The Permian Basin Reloaded
Today I visited the classic geologic site of El Capitan at the south end of the Guadalupe Mountains in Texas. The main promontory is formed by the 200 million year old platform carbonate reefs and back reefs (reservoirs) passing east into the fore-reef and then basinal sediments (source rocks) deposited in several 100 feet of ocean. The locality is an exhumed version of the stratigraphy of the prolific Permian Basin petroleum province, one of the reasons why so many geologists have visited this place. Of course now folks are drilling fracked horizontal wells in the basinal sedimentary rocks in the subsurface Midland and Delaware basins, classically just the "source rocks" or the "kitchen", and hence rejuvenating the petroleum province.
It's 26 years since I last visited the locality. In 1990, I was on a my second assignment with BP, a junior member of the Global Basins Analysis group of the company, screening and high grading frontier plays and basins across the world, in service of BP's new focused elephant-hunting strategy. On a geologic field trip with John Hurst and Jeremy Goff, led by Alan Scott ex of UT (Al sadly passed away in May 2016), we were trying to figure out the geologic components that led to so much of the world's oil being hosted in carbonate reservoirs.
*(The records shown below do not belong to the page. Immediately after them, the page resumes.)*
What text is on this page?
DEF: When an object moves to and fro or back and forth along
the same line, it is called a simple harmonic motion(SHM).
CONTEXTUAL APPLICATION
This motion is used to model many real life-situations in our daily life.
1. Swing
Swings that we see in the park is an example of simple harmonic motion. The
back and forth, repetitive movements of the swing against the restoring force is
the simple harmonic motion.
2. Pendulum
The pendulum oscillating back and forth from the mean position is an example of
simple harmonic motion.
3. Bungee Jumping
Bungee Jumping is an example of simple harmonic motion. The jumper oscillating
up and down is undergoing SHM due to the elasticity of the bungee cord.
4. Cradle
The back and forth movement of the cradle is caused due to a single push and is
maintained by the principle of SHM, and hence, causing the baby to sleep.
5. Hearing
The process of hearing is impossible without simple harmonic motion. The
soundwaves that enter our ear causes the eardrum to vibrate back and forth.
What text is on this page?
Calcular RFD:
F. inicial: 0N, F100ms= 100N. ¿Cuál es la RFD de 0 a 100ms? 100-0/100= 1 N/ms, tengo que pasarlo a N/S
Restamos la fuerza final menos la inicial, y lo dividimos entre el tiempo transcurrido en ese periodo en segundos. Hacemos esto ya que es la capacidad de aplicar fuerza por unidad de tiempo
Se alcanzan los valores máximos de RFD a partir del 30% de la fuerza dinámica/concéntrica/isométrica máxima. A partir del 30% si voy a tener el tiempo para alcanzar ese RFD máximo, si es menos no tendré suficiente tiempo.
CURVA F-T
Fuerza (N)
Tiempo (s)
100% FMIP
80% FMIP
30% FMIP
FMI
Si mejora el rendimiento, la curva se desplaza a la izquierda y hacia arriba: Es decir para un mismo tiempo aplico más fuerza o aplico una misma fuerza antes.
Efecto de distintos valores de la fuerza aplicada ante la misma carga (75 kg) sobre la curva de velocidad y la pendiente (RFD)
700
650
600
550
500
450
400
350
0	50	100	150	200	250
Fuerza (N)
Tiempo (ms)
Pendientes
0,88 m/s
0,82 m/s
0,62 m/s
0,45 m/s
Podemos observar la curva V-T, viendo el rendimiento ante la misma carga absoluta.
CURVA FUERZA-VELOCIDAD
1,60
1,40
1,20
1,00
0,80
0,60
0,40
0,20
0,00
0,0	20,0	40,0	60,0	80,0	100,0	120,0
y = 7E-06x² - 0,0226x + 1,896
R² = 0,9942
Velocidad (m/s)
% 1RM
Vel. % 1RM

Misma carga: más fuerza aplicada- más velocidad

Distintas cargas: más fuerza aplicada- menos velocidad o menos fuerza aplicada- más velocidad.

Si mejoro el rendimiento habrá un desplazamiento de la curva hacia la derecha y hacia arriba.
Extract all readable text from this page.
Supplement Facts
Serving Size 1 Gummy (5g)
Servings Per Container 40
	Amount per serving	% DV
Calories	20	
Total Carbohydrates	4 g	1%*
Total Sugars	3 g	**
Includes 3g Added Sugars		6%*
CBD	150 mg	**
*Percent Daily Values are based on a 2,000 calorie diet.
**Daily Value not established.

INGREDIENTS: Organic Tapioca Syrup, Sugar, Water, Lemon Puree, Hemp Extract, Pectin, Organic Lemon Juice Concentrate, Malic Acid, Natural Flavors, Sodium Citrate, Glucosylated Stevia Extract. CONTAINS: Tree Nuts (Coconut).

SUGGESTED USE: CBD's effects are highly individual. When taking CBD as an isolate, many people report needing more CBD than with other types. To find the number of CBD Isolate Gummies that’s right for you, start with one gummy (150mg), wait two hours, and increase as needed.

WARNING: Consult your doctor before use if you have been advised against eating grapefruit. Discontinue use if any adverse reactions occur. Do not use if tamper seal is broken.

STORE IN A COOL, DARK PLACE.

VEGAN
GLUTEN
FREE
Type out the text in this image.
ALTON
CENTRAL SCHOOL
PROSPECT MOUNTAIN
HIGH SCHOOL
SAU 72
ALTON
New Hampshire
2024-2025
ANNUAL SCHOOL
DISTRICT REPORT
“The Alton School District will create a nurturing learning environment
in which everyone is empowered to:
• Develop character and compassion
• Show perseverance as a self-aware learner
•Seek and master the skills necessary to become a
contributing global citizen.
There was activity in the Permian Basin - I guess like most places it was recovering from the mid-eighties downturn - but we looked at it as a "mature basin", only as a possible analog for the possible frontier plays elsewhere in the world. An example of geologic geometry of a world class, but old province, that might be repeatable elsewhere.
What's happened since was certainly beyond our imagination back then in 1990. The rejuvenation of the Permian Basin through the combination of new paradigms, with the reuse and evolution of technology (fracking) is just amazing. The financial underpinning of the rejuvenation with high oil prices and cheap debt is not so inspiring, and is causing the industry a lot of heart ache, not just in Permian, but in lesser source rock plays across north America. Nevertheless, the industry's ability to change a played out basin into a new province makes me believe that north American shale/tight oil can similarly reload itself into a lower cost of supply energy source to compete on the world stage, at any oil price.